Any statements made in this Form 8-K that are not statements of historical fact, including statements about the expected timing for launching the Offer and completing the transactions referred to herein, the anticipated timing of the distribution by Calamos Investments and the potential effects of the Offer and Merger, are forward-looking statements that are based on management’s beliefs, certain assumptions and current expectations and should be evaluated as such. These statements may be identified by their use of forward-looking terminology such as the words “expect,” “project,” “anticipate,” “intend,” “may,” “seek,” “will” and similar words or expressions. Forward-looking statements include statements that may relate to the Company or Parent’s plans, objectives, strategies, goals, future events, future revenues or performance, and other information that is not historical information. Such forward-looking statements
 
 

 
involve risks and uncertainties that could cause actual results to differ materially from those projected.

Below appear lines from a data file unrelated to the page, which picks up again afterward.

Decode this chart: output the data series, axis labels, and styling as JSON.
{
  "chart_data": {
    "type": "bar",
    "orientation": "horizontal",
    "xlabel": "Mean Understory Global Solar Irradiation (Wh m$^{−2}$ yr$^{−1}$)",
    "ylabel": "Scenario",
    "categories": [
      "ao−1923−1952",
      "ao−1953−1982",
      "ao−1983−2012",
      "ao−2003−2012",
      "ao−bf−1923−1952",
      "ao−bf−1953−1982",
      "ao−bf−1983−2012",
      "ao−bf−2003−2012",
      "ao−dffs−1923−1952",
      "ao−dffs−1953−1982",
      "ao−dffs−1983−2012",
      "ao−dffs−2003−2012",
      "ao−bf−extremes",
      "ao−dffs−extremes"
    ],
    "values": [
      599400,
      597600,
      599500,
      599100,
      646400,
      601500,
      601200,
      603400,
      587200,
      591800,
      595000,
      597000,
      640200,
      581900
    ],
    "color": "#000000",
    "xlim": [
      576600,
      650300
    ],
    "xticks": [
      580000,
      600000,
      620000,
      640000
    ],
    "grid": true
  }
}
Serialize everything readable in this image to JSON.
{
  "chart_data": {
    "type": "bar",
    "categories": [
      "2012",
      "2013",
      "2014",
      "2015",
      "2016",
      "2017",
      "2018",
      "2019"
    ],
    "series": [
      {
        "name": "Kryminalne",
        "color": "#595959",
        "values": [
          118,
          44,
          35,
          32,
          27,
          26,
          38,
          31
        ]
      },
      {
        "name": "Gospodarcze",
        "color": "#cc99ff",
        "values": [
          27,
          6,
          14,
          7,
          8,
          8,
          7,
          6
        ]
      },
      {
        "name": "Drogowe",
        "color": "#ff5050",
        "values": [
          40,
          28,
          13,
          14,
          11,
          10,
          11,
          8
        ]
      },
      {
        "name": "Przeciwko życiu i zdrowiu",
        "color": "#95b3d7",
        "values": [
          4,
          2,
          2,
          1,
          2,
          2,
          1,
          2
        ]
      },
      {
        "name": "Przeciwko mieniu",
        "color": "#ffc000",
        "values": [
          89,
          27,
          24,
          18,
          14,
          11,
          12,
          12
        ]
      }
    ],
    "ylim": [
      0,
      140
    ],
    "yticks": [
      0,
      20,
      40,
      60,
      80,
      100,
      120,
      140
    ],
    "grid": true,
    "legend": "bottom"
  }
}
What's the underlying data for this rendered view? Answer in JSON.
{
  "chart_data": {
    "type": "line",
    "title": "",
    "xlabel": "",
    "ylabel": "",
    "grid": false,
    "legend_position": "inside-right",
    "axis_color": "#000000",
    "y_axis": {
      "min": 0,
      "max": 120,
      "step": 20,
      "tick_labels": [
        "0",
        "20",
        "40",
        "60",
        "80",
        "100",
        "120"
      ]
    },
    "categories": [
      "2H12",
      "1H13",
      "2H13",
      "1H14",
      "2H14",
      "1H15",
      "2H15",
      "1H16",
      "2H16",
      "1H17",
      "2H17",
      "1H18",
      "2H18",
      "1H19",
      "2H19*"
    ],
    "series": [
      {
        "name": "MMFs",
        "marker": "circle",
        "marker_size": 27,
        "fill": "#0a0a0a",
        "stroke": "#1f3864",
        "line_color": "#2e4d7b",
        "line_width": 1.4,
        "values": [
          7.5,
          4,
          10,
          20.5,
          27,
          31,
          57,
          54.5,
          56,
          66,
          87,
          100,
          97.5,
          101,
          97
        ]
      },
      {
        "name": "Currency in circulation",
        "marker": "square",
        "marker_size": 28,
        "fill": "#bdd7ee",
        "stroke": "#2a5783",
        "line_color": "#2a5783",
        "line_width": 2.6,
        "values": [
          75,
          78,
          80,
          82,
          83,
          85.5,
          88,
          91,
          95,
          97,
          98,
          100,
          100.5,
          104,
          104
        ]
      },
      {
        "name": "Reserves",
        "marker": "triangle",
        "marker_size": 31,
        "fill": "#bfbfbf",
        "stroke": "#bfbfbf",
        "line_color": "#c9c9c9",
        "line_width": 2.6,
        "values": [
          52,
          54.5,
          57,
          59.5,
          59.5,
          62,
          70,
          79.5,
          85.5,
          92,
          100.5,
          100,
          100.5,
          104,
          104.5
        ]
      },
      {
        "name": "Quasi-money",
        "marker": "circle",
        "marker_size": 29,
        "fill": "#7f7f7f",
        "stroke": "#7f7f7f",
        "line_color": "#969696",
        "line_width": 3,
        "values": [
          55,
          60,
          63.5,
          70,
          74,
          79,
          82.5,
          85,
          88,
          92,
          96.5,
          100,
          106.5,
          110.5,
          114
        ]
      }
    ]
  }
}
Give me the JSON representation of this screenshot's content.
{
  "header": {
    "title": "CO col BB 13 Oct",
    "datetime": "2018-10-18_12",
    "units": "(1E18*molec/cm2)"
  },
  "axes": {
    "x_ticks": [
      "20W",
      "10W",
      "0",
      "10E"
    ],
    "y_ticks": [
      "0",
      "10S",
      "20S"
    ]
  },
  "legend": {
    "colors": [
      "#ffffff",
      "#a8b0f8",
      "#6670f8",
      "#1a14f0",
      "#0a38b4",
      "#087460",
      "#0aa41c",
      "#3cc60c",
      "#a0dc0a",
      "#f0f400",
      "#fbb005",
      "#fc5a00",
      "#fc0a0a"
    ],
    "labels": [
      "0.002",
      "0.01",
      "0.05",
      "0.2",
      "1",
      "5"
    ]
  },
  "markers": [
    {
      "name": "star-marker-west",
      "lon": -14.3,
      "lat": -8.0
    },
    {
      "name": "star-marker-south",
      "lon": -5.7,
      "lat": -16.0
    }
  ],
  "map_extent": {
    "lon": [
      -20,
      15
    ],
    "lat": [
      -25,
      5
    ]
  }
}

These risks and uncertainties include, but are not limited to, the satisfaction of the conditions to the Offer and the Merger contained in the Merger Agreement; the absence of certain material adverse changes in the Company’s business; and general economic, business and market conditions. For a more complete discussion of certain of the risks and uncertainties with respect to the Company’s business, see the discussion of risks and uncertainties in the Company’s Annual Report on Form 10-K for the fiscal year ended December 31, 2015, other reports the Company files with the SEC, as well as the documents related to the Offer to be filed by Parent, Acquisition Sub and the Company. The forward-looking statements contained in this press release are made as of the date that the press release is issued, and the Company undertakes no obligation to update any forward-looking statements, whether as a result of future events, new information or otherwise, except as required by law. All forward-looking statements in this document are qualified in their entirety by this cautionary statement.
 

 
SIGNATURES


Pursuant to the requirements of the Securities Exchange Act of 1934, the registrant has duly caused this report to be signed on its behalf by the undersigned, hereunto duly authorized.

 
Calamos Asset Management, Inc.
(Registrant)
Date:  January 11, 2017
   
 
By:
 /s/J. Christopher Jackson
   
J. Christopher Jackson
   
Senior Vice President, General Counsel and Secretary
 
 

EXHIBIT INDEX


Exhibit Number
Description
   
2.1
Agreement and Plan of Merger dated as of January 10, 2017, among the Company, Acquisition Sub and Parent*
99.1
Press Release dated January 11, 2017
* Schedules and exhibits omitted pursuant to Item 601(b)(2) of Regulation S-K. The registrant agrees to furnish copies thereof to the Securities and Exchange Commission upon request.